The case was bulky, in size about mid-way between a briefcase and a small suitcase. It was made of metal – steel or perhaps aluminium – and had originally been covered with leather or plastic since in places there were still small patches of coarse, dark material adhering to it. Aristides pulled a clasp knife from his pocket and snapped it open, then ran the point of it lightly along the side of the case for a couple of centimetres. The knifepoint barely scratched the metal, so he knew it was steel.
When he’d hauled it out of the sea and into the Nicos , Aristides had been surprised at how light in weight his discovery seemed.
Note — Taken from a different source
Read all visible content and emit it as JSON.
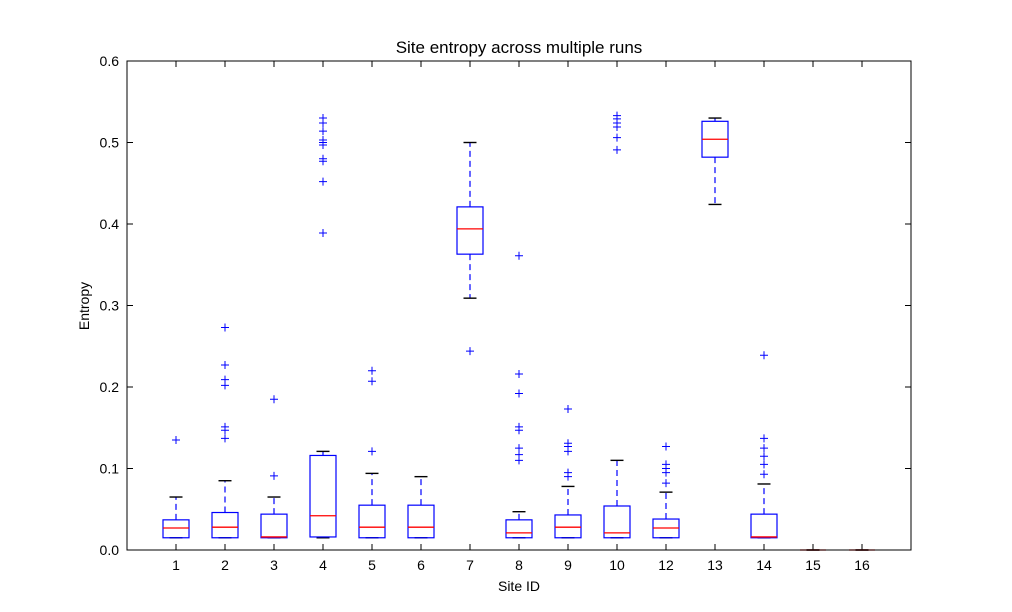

He’d realized, because of the way he’d found it floating, that it was airtight, but he had still been hoping for something of substance inside it.
He sat down at the oak table and studied the outside of the case for a few moments. There were no distinctive markings of any sort that he could see, not even a manufacturer’s name or number. The case had one large central catch and a lock on either side of it, both quite simple affairs and each with an over-centre latch holding the lid closed. Aristides guessed that the primary security of the case and its contents had been the man carrying it, whose wrist had originally been secured to the handcuff still dangling from a steel chain welded to the case – a man whose bones now lay lost and unremembered ninety feet below the surface of the Mediterranean.
Underneath the old stone sink in his kitchen, Aristides kept a metal toolbox containing an assortment of screwdrivers, pliers, files and a hammer, useful items for tackling the odd household problem. He got up to collect the toolbox and placed it beside the mysterious case on the table. He selected a small screwdriver and measured the size of its point against the keyhole in one of the locks. A little too small. He picked one slightly larger, stuck the point into the keyhole and gave the handle a sharp rap with the hammer. The point drove about half a centimetre into the lock. Aristides seized the handle firmly and twisted the screwdriver – gently at first, then with increasing force. With a snap, the lock gave, the screwdriver turned, and Aristides freed the latch.
He pulled the tool out of the ruined lock and repeated the treatment on the second one. The catch, between them, had no lock, so he simply unclipped it and eased the lid open slightly. There was a sudden hiss of escaping air. Aristides leaned back, then opened the lid all the way and peered cautiously inside.